Se ci pensiamo bene, il verbo «prendere», riferito alla «croce», indica l’atteggiamento attivo di chi non subisce ma si fa carico, prende su di sé. È vero, Gesù esorta a prendere la “nostra” croce; ma ci chiede di farlo come Lui, seguendo Lui. E non è forse vero che la Sua croce racchiude le nostre croci, le croci degli uomini di tutto il mondo e di tutti i tempi?

Sì, cari amici, bisogna prendere la croce per accorgersi dei dolori dei fratelli, delle loro difficoltà, delle loro povertà, dei loro più autentici bisogni, spesso sepolti dietro una vita fatta di apparenza o sprecata a rincorrere piaceri o guadagni illusori.

Questa pandemia ha tolto il velo su tanti di questi inganni, ha messo davanti al mondo la realtà della croce e delle singole croci, svelando al contempo la risposta che solo l’amore riesce a dare, a cercare, a inventare. Un amore che è tale in chi – spiega ancora Gesù – sa «rinnegare se stesso».

Penso a come voi, uomini e donne della Marina Militare, assieme agli altri colleghi delle Forze Armate e Forze dell’Ordine, ci abbiate spiegato con semplicità e fedeltà questa pagina di Vangelo.

Penso al modo in cui avete rinnegato voi stessi, non solo non esitando a mettere da parte i vostri interessi, il vostro tempo, la vostra incolumità ma richiedendo un supplemento di disponibilità, di rischio… un supplemento d’amore alle vostre stesse famiglie.

La famiglia di un militare ha una vocazione speciale, lo ripeto spesso. Vive in comunione con una dedizione straordinaria, che supera i limiti del dovere professionale o i tempi lavorativi e si identifica con quel senso della missione che, sempre, ci trascende.

Rinnegare se stessi, in fondo, significa trascendere se stessi. Tenere lo sguardo e il cuore rivolto verso quell’“oltre” che ci immette nell’orizzonte infinito del bene e del bene comune, nell’economia del gratuito: e se tutto questo, per l’egoismo imperante o per i comuni criteri finanziari, sembra una scelta in perdita, per la logica evangelica è un reale guadagno, l’unico vero guadagno.

«Che giova all’uomo guadagnare il mondo intero, se poi si perde o rovina se stesso?», ci avverte Gesù. E quante vite di uomini si perdono ogni giorno dietro la smania di guadagni disonesti, l’abitudine alla corruzione, la schiavitù delle dipendenze, la violazione del creato e la manipolazione della vita umana, soprattutto quella dei più fragili e piccoli!

Si perdono, costoro, perché perdono la vita e il senso della vita. E qualunque guadagno non potrebbe restituirlo, come stiamo sperimentando dinanzi al diffondersi della pandemia e delle sue conseguenze.

In fondo, come scrive il Papa nell’Enciclica Fratelli tutti, si tratta anche di una «perdita di senso della storia…  per cui la libertà umana pretende di costruire tutto a partire da zero. Restano in piedi unicamente il bisogno di consumare senza limiti e l’accentuarsi di molte forme di individualismo senza contenuti»[1].

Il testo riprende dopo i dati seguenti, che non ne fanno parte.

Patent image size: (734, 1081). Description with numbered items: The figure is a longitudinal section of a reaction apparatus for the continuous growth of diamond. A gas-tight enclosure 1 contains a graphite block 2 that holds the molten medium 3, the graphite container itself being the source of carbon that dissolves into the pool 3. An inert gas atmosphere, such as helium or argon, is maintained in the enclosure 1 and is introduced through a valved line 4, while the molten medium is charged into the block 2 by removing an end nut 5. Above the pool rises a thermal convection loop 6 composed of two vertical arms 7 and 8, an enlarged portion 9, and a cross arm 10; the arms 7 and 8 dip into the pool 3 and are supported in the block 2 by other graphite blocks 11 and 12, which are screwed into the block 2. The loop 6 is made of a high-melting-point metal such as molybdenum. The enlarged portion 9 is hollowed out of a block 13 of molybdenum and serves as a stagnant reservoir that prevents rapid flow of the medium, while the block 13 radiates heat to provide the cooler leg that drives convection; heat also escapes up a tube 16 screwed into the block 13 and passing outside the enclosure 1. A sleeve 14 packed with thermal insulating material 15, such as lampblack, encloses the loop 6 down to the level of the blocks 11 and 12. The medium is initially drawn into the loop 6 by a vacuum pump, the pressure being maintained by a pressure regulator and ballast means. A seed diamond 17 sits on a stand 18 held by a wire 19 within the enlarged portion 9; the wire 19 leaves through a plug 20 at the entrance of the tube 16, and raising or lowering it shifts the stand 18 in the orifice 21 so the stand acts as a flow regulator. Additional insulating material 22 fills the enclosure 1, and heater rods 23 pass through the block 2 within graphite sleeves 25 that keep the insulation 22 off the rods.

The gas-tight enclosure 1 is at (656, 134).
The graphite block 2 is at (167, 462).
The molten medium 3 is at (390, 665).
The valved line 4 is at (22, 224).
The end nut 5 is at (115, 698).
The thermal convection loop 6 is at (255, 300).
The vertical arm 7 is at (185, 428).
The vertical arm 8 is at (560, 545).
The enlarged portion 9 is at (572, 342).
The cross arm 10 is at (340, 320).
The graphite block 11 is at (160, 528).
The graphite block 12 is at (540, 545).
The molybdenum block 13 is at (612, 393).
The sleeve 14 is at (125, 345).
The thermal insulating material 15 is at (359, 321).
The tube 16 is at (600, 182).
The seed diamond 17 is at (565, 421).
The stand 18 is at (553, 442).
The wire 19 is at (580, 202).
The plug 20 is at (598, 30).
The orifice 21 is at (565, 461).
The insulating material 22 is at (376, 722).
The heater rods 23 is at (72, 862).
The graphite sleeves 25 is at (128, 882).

Ecco, mentre tali ingiustizie si consumano, consumando chi le persegue, voi prendete sulle spalle, con la vostra croce, le croci di tanti fratelli, soprattutto i più piccoli e fragili, nella quotidianità di un servizio ricco di contenuti e di valori, e oggi più che mai necessario alla comunità umana e alla Chiesa. Così, voi cogliete il senso della vita: perché la vita si salva – spiega Gesù – solo se «si perde»; se si la perde per Lui!

Cari amici, è stata questa l’esperienza di Santa Barbara e la sua rappresenta una testimonianza eloquente, un messaggio vivo ed efficace per il tempo attuale.

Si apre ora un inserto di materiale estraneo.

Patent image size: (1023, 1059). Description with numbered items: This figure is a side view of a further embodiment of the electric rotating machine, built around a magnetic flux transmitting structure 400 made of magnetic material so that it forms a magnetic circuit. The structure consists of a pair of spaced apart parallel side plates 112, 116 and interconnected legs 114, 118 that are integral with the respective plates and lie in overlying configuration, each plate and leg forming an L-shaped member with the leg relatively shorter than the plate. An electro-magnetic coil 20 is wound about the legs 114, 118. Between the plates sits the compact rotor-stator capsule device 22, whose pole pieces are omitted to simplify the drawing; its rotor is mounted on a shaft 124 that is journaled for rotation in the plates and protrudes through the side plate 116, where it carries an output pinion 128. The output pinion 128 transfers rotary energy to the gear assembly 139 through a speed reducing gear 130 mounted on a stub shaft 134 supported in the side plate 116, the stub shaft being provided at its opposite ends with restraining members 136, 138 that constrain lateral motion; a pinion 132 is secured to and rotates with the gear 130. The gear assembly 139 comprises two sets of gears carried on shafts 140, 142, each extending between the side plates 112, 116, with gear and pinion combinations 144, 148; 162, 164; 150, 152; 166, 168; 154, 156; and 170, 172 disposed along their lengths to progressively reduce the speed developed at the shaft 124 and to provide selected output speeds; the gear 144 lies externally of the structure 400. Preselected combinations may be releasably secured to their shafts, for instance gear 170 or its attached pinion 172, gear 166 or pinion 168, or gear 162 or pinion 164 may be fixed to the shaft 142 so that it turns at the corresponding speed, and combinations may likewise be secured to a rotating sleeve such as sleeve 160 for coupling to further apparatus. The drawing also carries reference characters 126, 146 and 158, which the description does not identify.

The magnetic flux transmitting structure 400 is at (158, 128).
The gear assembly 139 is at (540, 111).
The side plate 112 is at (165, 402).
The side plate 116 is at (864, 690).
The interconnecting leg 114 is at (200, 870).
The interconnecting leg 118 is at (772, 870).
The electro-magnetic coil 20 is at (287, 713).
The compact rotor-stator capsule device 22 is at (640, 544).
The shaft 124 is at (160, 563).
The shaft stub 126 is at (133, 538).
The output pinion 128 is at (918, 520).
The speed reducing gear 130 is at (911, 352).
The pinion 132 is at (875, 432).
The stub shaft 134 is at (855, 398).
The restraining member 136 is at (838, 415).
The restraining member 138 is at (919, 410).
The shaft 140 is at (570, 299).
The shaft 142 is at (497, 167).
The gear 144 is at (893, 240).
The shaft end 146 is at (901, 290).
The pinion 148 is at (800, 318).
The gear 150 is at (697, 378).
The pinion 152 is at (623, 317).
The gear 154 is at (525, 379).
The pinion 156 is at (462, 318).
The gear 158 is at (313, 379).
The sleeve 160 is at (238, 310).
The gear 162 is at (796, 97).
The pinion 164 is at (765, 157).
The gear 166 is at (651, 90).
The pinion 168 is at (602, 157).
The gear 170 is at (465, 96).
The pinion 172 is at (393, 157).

Certo, la nostra condizione non è, come la sua e come quella di tanti fratelli e sorelle ancora oggi nel mondo, una persecuzione a motivo della fede. Ma la fede, spingendoci oltre noi stessi, ci aiuta a cogliere il grido dei fratelli, ci porta a soccorrerli perdendo la nostra vita, e ci permette di realizzare quell’augurio che il Papa esprime come speranza, pensando al giorno in cui avrà termine questa pandemia: «che alla fine non ci siano più “gli altri” – scrive – , ma solo un “noi”»[2].

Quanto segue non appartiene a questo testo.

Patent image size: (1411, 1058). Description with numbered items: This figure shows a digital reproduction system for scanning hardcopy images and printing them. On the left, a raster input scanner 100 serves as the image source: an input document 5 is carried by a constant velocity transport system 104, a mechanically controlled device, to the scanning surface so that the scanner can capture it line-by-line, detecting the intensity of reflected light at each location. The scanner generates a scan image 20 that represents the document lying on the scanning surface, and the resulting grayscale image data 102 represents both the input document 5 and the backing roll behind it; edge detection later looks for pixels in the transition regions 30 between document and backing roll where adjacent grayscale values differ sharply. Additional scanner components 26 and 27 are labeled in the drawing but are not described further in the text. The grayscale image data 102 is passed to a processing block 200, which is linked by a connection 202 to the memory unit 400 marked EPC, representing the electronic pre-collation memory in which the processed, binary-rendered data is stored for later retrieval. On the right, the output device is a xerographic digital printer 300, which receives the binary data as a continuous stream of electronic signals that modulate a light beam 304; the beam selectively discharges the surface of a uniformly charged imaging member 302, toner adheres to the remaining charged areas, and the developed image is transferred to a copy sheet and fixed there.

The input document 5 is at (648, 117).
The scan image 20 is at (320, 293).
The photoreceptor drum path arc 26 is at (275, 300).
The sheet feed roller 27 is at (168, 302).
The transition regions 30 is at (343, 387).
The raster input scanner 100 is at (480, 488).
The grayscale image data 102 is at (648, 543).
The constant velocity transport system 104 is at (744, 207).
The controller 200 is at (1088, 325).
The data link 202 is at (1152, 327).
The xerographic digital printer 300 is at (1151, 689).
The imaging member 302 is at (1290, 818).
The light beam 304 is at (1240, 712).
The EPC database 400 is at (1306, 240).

È il “noi” che voi avete costruito sempre, che continuate a costruire, e per il quale ripeto il mio grazie di pastore e di padre, chiedendo a Dio di benedire il vostro lavoro, le vostre famiglie e il vostro modo esemplare di portare, nella fedeltà dell’amore quotidiano, la vostra croce e le croci di coloro che vi sono affidati. Quella croce che ci fa seguire Gesù, ci fa simili a Gesù; ed è certezza di Risurrezione.